Hitzlsperger vor Debüt in Nationalmannschaft
Streit zwischen Schaaf und Löw

Die Bremer Vereinsführung hatte kritisiert, dass ihre Werder-Akteure zu wenig Einsätze in der Nationalmannschaft bekommen - und mit ernsten Konsequenzen gedroht. Jetzt schlug Co-Trainer Joachim Löw zurück. Derweil bereitet sich das DFB-Team mit ungewöhnlichen Mitteln auf das Spiel gegen den Iran vor.

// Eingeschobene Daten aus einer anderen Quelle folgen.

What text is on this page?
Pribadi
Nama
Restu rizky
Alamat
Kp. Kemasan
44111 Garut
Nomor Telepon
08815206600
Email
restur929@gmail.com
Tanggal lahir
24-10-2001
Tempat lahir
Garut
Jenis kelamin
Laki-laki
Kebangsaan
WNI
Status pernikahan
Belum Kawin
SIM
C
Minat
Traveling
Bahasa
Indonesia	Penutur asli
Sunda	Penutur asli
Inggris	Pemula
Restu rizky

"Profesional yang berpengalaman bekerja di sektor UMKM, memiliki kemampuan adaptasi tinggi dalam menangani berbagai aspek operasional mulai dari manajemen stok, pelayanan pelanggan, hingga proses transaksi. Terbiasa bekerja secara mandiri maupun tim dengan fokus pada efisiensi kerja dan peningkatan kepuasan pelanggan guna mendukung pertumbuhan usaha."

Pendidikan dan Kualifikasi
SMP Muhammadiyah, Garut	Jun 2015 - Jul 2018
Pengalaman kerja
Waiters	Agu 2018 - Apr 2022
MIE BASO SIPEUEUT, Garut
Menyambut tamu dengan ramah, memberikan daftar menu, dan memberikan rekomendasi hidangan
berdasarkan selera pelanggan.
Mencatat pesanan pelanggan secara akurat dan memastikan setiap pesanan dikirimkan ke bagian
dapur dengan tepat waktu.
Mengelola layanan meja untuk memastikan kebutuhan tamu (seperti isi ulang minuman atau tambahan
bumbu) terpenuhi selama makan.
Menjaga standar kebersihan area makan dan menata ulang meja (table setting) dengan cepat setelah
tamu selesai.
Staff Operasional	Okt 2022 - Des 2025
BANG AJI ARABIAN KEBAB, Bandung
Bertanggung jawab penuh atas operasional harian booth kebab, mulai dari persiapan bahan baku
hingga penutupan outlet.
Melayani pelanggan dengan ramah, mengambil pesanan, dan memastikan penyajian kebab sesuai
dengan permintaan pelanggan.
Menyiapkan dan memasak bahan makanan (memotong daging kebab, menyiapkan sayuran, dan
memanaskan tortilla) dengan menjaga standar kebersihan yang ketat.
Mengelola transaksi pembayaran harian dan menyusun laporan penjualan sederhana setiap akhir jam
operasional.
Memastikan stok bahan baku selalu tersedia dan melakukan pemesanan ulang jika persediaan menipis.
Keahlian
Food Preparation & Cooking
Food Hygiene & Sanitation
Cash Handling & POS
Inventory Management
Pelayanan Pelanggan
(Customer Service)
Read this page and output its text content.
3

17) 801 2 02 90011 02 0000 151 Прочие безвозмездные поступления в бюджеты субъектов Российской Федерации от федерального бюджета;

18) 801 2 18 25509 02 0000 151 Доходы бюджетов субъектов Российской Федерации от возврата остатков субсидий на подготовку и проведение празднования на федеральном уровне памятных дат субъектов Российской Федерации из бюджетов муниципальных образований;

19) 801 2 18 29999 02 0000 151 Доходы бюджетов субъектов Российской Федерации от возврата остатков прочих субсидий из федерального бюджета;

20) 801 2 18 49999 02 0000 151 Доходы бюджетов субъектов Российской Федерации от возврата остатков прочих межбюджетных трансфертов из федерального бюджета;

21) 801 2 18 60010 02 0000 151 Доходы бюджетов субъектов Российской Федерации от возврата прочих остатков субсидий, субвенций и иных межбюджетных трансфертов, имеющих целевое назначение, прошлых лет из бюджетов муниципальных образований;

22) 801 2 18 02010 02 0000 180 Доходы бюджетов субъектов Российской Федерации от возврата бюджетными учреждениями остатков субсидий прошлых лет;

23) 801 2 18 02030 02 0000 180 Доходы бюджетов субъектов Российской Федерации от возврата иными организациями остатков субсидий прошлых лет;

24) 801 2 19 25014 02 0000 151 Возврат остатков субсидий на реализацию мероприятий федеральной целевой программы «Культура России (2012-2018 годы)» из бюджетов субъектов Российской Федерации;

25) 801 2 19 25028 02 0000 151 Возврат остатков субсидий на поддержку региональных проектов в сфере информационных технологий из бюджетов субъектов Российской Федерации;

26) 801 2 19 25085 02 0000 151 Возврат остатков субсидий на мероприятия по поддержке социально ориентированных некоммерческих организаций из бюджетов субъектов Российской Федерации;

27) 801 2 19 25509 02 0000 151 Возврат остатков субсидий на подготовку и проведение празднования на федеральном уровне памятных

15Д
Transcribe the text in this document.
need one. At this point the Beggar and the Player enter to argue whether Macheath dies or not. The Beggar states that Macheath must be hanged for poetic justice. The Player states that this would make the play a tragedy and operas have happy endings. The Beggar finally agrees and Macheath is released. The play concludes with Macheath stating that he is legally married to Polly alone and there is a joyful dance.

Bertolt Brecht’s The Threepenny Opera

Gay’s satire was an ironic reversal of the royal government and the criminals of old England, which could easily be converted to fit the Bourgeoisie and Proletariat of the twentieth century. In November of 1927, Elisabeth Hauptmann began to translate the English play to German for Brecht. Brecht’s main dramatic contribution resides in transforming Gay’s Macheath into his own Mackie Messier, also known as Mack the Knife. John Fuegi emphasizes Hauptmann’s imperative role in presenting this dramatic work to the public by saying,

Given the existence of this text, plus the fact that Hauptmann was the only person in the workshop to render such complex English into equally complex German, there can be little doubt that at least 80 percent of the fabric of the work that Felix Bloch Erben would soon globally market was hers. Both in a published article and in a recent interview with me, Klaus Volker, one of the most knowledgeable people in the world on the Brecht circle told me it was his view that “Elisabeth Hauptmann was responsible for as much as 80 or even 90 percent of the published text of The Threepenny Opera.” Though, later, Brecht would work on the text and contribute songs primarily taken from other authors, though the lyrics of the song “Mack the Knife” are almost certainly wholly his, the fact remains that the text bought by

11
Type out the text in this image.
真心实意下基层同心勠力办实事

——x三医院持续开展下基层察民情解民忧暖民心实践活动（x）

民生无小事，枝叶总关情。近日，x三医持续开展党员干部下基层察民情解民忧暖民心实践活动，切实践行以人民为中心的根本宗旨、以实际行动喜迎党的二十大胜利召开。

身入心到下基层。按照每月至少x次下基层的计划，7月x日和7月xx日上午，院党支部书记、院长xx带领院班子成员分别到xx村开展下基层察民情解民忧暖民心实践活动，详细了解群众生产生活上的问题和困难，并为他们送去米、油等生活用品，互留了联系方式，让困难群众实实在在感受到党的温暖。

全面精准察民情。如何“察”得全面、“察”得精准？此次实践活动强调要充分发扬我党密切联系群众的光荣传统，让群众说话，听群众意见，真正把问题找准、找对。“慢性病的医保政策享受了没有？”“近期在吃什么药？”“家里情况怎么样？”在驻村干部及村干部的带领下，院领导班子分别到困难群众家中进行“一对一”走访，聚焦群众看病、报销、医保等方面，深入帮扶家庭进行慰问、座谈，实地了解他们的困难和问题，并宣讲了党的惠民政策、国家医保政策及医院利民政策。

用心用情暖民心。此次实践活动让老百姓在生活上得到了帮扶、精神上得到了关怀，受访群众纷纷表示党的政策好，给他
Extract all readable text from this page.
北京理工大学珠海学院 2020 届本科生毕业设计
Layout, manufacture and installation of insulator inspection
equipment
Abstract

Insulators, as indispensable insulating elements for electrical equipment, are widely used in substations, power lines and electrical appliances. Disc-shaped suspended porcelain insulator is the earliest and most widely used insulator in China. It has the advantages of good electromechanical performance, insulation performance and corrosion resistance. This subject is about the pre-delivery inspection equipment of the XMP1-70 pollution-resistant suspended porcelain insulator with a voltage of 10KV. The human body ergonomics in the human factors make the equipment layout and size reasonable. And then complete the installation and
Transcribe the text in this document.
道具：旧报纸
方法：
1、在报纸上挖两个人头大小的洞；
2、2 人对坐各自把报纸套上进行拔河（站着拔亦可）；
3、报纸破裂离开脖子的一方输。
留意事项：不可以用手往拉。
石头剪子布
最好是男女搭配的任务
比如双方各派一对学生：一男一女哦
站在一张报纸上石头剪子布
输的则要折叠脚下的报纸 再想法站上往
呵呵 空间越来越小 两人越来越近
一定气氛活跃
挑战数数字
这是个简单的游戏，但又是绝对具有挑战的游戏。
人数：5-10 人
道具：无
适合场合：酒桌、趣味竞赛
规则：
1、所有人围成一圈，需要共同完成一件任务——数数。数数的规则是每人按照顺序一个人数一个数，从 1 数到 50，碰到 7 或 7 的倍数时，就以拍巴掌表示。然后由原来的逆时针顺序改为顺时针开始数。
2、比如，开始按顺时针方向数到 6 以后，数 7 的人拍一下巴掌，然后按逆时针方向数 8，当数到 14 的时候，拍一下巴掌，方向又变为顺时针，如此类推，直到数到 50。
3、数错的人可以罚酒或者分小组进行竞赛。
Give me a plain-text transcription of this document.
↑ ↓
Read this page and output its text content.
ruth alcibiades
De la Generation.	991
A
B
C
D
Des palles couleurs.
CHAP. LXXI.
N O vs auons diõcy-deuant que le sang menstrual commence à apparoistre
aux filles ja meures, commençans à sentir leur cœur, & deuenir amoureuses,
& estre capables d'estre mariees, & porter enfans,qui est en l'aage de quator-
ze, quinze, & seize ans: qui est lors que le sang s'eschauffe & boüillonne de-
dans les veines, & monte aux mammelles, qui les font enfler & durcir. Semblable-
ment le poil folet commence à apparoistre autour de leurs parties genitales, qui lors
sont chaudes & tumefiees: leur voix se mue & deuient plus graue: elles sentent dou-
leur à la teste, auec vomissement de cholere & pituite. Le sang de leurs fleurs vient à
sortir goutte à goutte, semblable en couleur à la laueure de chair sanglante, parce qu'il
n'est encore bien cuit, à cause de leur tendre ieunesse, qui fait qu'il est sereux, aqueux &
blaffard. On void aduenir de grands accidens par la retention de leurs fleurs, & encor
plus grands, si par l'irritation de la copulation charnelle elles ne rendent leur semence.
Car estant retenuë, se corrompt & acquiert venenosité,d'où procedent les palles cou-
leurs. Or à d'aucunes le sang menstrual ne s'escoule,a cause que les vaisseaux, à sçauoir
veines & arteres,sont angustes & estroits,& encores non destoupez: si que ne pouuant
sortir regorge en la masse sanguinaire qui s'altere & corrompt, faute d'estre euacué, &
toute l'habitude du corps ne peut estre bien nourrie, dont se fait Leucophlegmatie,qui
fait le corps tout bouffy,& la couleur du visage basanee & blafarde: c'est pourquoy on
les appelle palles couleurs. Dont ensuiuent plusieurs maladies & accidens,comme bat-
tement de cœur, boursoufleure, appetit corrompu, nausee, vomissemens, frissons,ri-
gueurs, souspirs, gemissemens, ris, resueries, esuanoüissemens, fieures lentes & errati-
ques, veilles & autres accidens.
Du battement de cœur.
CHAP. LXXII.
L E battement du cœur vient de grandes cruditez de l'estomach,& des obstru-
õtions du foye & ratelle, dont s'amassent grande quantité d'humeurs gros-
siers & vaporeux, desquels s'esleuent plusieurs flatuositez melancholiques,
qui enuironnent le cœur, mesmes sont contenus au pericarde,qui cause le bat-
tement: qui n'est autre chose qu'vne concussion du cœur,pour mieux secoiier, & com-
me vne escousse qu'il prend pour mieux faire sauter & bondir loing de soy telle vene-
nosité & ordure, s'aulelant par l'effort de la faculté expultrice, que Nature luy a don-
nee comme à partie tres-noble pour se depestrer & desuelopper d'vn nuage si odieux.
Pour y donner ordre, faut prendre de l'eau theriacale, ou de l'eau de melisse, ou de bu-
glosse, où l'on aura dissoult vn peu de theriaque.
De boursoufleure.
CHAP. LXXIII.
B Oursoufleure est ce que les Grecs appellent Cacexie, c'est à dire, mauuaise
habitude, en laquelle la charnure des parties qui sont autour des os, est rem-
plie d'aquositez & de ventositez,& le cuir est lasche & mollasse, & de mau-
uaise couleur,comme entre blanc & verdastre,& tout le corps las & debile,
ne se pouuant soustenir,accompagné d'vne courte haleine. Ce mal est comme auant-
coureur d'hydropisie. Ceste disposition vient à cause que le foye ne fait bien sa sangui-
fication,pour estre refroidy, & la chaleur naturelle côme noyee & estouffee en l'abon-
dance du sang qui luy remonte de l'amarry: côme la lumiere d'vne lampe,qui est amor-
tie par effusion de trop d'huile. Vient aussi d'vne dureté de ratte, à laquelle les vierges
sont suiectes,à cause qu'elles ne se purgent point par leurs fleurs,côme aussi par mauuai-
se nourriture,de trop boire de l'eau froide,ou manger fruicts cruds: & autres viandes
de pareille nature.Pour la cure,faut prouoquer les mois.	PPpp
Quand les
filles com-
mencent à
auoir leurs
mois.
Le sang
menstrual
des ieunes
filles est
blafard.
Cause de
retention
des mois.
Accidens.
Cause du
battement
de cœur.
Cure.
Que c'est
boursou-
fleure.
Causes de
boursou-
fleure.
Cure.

HB MÜNCHEN. Einen Tag vor der Abreise nach Teheran gaben Jürgen Klinsmann und Joachim Löw nicht nur im Training richtig Gas, sondern auch in Richtung SV Werder Bremen. Die erneute Kritik der Meistermacher Thomas Schaaf und Klaus Allofs an einer angeblichen Geringschätzung der Bremer Spieler im DFB-Trikot konterte die neue Nationalmannschaftsführung scharf und überzeugend. "Das ist absolut überzogen", sagte Klinsmanns Assistent Löw bei der Pressekonferenz im Münchner Mannschaftshotel und stellte kategorisch für die gesamte Bundesliga fest: "Es kann nicht sein, dass jemand dem Bundestrainer die Aufstellung aufdiktieren möchte."

Obwohl es nach dem Brasilien-Spiel ein klärendes Gespräch gegeben hatte, beklagten sich die Verantwortlichen an der Weser weiter darüber, dass bei dieser Partie in Berlin von fünf Werder-Akteuren nur Frank Fahrenhorst zum Einsatz gekommen war. Und weil Kapitän Frank Baumann nicht für das Iran-Spiel nominiert wurde, drohte Allofs am Mittwoch in der "Sport-Bild": "Dann muss Frank daraus vielleicht auch seine Konsequenzen ziehen."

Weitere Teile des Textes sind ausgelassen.